About
About W1C
W1C is a web component library for people who want the old web’s texture without bringing back its broken markup.
The early personal web was full of static pages, visible links, tiled backgrounds, guestbooks, badges, hand-made navigation, and sites that looked like one person had been there.
GeoCities made that kind of web easy to publish at large scale. It organized personal pages into neighborhoods, gave ordinary people free space, and left behind a record of fan pages, memorials, school projects, clubs, experiments, jokes, and unfinished rooms. I want to help make the web feel authored again by using that history as design material.
Why this exists
Most component libraries assume a contemporary product interface that has smooth cards, neutral dashboards, flat forms, and a thin layer of brand color. W1C is for a different job. No shade to shadcn, but every app doesn’t have to be “vercel-core.”
It should help you build:
- Static docs and personal pages that look hand-built.

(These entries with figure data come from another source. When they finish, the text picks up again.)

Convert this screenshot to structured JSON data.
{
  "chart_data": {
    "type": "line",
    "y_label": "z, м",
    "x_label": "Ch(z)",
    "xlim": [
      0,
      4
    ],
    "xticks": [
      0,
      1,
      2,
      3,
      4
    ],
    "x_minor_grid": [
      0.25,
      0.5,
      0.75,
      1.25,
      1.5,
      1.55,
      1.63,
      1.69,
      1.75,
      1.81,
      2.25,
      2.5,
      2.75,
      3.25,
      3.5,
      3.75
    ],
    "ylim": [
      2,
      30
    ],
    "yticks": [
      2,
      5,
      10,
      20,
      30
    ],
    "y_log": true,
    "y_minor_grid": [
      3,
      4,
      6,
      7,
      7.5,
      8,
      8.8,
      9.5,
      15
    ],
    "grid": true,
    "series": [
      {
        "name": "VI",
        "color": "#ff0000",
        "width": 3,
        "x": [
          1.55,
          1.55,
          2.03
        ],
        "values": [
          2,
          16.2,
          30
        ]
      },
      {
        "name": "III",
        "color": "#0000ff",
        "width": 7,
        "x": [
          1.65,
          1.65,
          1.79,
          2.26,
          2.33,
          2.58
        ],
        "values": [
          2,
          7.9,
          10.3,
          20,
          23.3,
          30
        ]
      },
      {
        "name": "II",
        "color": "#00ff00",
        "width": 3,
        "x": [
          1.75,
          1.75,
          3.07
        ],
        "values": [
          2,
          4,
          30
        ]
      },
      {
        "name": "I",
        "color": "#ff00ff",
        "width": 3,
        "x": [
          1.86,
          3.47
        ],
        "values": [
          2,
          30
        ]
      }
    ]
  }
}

- Small retro UI surfaces with slots, attributes, CSS custom properties & parts.
- Windows 95, GNOME 2, classic Mac, Web 1.0, and GeoCities-inspired interfaces. For me that means capturing that feeling of booting up a computer for the first time and going to yahooligans or something.
- Server-rendered pages that can import custom elements and CSS without a framework wrapper.
Footprint
W1C keeps the parts of the early web that still work:
- Obvious navigation
- Small reusable graphics
- Bold typography
- Good old hypermedia
It leaves the harmful parts behind:
- Layout tables for non-tabular content
- Inaccessible content
References
The library draws from the wider web component ecosystem, and writing on Web 1.0.
- GeoCities for neighborhoods, free personal homepages, and the social shape of early hosting.
- History of the World Wide Web for static pages, frames, tables, spacer GIFs, guestbooks, and 88x31 buttons as common Web 1.0 patterns.
- Ghost Pages: A Wired.com Farewell to GeoCities for the scale, variety, and preservation problem of personal pages.
- The indie web is here to make the internet weird again for the current revival of human-scale, algorithm-resistant sites.